# Disaster Recovery in Azure

*Disaster recovery* is a critical aspect of any organization's data strategy. It refers to the set of processes and tools implemented to safeguard data, applications, and systems, enabling rapid recovery and continuity of operations in the face of disruptive events. By having a robust disaster recovery plan, businesses can minimize downtime, ensure data integrity, and maintain their ability to serve customers without significant interruptions.

## Motivation

Disasters can strike unexpectedly, causing data loss, system downtime, and business interruptions. In today's technology-driven world, organizations heavily rely on data and applications to function efficiently and serve customers. The consequences of such incidents can be catastrophic, leading to financial losses, damage to reputation, and a loss of customer trust.
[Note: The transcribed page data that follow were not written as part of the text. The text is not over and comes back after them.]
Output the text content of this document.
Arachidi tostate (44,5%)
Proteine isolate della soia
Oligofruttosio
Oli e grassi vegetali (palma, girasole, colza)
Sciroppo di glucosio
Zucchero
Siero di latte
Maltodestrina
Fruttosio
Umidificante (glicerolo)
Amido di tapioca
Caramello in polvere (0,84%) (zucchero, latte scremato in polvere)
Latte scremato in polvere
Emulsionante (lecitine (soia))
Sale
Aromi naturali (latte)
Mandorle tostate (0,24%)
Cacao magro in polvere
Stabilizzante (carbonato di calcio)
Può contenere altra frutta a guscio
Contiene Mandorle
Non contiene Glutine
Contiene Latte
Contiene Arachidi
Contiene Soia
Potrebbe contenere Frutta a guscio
Disaster recovery is essential for business continuity and mitigating the impact of unforeseen events. By having a robust disaster recovery plan, organizations can:

- **Minimize Downtime**: Rapidly restore critical systems to reduce downtime and maintain operations

- **Protect Data**: Implement backup and replication mechanisms to safeguard valuable data

- **Ensure Compliance**: Adhere to regulatory requirements for data protection and business continuity

- **Safeguard Reputation**: Maintain high availability to retain customer confidence and loyalty

- **Adapt to Threats**: Mitigate the impact of cyber attacks and secure critical systems and information

## Azure's Disaster Recovery Capabilities

Microsoft's cloud computing platform, Azure, offers a wide range of disaster recovery capabilities designed to protect data, applications, and services running on the platform. Some key features include:

- **Azure Backup**: Azure Backup allows you to regularly back up your Azure SQL Databases, virtual machines, and other resources. It provides an automated and scalable solution for data protection.

- **Geo-Replication for Azure SQL Database**: Geo-replication enables you to asynchronously replicate your Azure SQL Database to a secondary region, providing data redundancy and disaster recovery options

- **Azure Site Recovery**: Azure Site Recovery (ASR) is a comprehensive disaster recovery solution that replicates and orchestrates the failover of on-premises and virtual machine workloads to Azure or between Azure regions

- **Azure Virtual Machine Scale Sets**: Virtual Machine Scale Sets allow you to deploy and manage a group of identical, load-balanced VMs to ensure high availability and automatic scaling

> In this lesson we will focus on different disaster recovery scenarios for Azure SQL Database.

## Types of Backups in Azure SQL Database

In Azure SQL Database, various backup options are available to meet different data protection needs. Understanding these backup types allows you to make informed decisions about which approach best suits your organization's requirements. Let's explore the three primary types of backups in Azure SQL Database:

### 1. Automated Backups

*Automated backups* are managed by Azure SQL Database and are enabled by default for all databases. These backups are taken regularly. The frequency of automated backups depends on the service tier of your database:

- For the Basic and Standard service tiers, automated backups are taken every week
- For the Premium and Business Critical service tiers, automated backups are taken every five minutes.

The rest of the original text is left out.